'Come, you must think it over,' said Lady Myrtle, imagining the child was consumed with shyness. 'Who are your favourite friends, or have you any special favourites?'
'Yes,' replied Frances, in an agony, increased by the consciousness of Jacinth's eye, but fully remembering, too, that in replying truthfully she was violating no confidence; 'yes, I'm much the fondest of Bessie and Margaret, but they mightn't come. I don't think it would be any use inviting any of them, except a big one like Honor, thank you.'
'Ah! well I know Miss Scarlett is strict, and rightly so, I daresay,' said the old lady. 'Who are these friends of yours—Bessie and Margaret what?'
'Bessie and Margaret Harper,' said Frances, bluntly; 'that's their name.'
A look of perplexity crossed Lady Myrtle's face. 'Harper,' she repeated. 'Bessie and Margaret Harper. No, I never heard of them. But still'——And the lines on her face seemed visibly to harden. 'Ah well, I will only ask Honor Falmouth then. You must see about it, Jacinth, and let me know when I should write to her or to Miss Scarlett.'
And then they talked of other things, Jacinth exerting herself doubly, to prevent Lady Myrtle's noticing Frances's silence and constraint. But afterwards, when they were by themselves for a moment, she took her sister to task.
'Why did you speak of the Harpers?' she said; 'and why, still worse, if you thought you shouldn't have named them, did you look so silly and ashamed as if you had done something wrong? I daresay you felt uncomfortable because, as Aunt Alison said, there have been such disagreeables in Lady Myrtle's family, and these Harpers may be some relations of hers. But—couldn't you have managed not to mention them?'
Frances looked quite as distressed as Jacinth could have expected—or more so. 'I'm sure I didn't mean to speak of them,' she said. Her meekness disarmed Jacinth.

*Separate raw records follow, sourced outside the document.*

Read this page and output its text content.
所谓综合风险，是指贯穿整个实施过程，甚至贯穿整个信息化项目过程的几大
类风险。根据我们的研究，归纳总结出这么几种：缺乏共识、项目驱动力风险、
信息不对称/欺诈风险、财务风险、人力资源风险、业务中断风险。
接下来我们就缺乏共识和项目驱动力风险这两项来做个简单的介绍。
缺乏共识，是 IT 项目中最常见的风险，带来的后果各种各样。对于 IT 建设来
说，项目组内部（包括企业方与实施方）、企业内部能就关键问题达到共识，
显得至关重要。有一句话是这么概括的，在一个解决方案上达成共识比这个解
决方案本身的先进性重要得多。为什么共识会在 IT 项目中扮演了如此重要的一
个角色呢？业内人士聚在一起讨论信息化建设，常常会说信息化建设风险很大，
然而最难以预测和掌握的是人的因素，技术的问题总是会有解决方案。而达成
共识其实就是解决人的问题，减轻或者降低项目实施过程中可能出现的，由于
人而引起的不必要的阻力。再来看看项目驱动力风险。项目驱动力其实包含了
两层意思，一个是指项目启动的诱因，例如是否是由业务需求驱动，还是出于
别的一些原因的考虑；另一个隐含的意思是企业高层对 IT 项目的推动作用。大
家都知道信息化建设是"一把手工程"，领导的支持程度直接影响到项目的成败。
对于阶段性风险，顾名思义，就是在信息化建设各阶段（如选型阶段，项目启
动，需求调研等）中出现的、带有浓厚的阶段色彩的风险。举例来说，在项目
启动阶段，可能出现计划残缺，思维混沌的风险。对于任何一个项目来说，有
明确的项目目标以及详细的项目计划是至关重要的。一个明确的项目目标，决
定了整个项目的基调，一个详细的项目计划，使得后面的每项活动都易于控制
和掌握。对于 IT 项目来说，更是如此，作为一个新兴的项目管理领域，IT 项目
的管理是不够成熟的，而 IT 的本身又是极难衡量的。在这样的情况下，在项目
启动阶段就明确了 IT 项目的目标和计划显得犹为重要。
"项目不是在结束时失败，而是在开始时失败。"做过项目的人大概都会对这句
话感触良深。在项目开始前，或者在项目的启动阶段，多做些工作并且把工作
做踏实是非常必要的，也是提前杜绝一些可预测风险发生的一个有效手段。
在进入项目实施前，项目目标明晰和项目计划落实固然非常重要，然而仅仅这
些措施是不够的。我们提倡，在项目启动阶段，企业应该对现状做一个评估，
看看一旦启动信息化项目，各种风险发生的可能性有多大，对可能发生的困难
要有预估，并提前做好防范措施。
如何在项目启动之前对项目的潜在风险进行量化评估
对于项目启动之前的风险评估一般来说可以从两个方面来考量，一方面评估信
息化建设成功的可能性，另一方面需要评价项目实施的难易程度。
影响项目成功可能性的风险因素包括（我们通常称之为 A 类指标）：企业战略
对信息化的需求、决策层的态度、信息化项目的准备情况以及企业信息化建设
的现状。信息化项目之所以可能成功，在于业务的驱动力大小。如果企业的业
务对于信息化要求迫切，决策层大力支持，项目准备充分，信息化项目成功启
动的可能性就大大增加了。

'Well never mind,' she said reassuringly. 'I daresay Lady Myrtle didn't notice; at least, if she did, she couldn't have thought you knew anything about her family affairs. I don't want to hear about them; I'd rather not know what sort of relations the Harpers are, or if they're any. Don't think any more about them.'
And with this, Frances had to be or to appear content. But besides the little Jacinth knew, she had her own sorer feelings. Though Bessie and Margaret had scrupulously carried out the advice, Frances could see, they had received from home, and while as affectionate as ever to her, refrained from the very slightest allusion to family affairs or even to Robin Redbreast, yet, now that her eyes were opened as it were, Frances noticed many things that had not struck her before. As the season advanced and the weather grew colder, most of the girls appeared in new and comfortably warmer garments, for Thetford stands high and is a 'bracing' place. Well-lined ulsters, fur-trimmed jackets, muffs and boas, were the order of the day. But not so for Bessie and Margaret. They wore the same somewhat threadbare serges; the same not very substantial gray tweeds on Sundays, which had done duty since they came to school; the same little black cloth jackets out-of-doors, with only the addition of a knitted 'cross-over' underneath. And one day, admiring Frances's pretty muff, and congratulating her on the immunity from chilblains it must afford, poor little Margaret confided to her impulsively that she had never possessed such a treasure in her life.